Fünfzehntes Capitel.
Nell in der Cottage.
    Zwei Stunden später kamen Harry, der die Besinnung nicht so schnell wieder erhalten hatte, und das überaus schwache Kind mit Hilfe Jack Ryan’s und seiner Kameraden in der Cottage an.
    Jetzt erzählte man dem alten Obersteiger das Vorgefallene, und Madge widmete dem armen, von ihrem Sohne geretteten Geschöpfe die sorgsamste Pflege.
    Harry hatte ein Kind aus dem Abgrund zu bringen geglaubt… es war schon ein junges Mädchen von etwa sechzehn Jahren. Ihr irrender, verwunderter Blick, ihr eingefallenes Gesicht, dem man die Spuren grausamer Leiden ansah, ihre helle Farbe, welche vom Tageslichte noch unberührt schien, ihre zarte und niedliche Gestalt – Alles ließ sie eben so fremdartig als reizend erscheinen. Jack Ryan verglich sie mit einigem Recht mit einem Kobold von etwas übernatürlichem Aussehen. War es eine Folge der eigenthümlichen Umstände, der ganz ungewöhnlichen Umgebung, in der das junge Mädchen bis jetzt offenbar gelebt hatte, daß sie dcm menschlichen Geschlecht nur zur Hälfte anzugehören schien?
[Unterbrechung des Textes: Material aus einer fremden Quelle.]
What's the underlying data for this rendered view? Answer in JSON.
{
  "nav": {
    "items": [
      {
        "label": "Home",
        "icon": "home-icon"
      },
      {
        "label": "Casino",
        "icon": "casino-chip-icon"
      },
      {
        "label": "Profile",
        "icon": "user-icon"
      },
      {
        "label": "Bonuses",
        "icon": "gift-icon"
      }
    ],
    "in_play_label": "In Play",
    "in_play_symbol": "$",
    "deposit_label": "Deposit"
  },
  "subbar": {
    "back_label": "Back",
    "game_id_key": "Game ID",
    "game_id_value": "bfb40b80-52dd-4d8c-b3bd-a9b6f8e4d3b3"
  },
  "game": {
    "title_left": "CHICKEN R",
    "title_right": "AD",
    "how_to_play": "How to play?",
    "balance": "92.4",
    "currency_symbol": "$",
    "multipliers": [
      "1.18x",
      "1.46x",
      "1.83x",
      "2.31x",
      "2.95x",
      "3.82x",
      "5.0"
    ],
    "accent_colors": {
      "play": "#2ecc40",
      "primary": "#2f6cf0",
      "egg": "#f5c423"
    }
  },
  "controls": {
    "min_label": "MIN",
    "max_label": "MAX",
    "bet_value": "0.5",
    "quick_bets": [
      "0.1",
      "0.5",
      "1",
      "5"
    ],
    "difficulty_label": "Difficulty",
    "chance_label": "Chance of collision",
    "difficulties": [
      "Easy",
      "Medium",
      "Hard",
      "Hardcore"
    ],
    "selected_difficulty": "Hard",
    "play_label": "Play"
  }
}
Ihr Gesichtsausdruck mußte Jedem auffallen. Erstaunt und doch schüchtern blickten ihre Augen, welche die Lampen der Cottage anzustrengen schienen, umher, als ob ihnen Alles neu erschiene.
    Die alte Schottin richtete an dieses eigenthümliche Wesen, das man auf Madge’s Bett niedergelegt hatte, und welches wieder zum Leben kam, als erwache es aus einem jahrelangen Schlafe, einige freundliche Worte.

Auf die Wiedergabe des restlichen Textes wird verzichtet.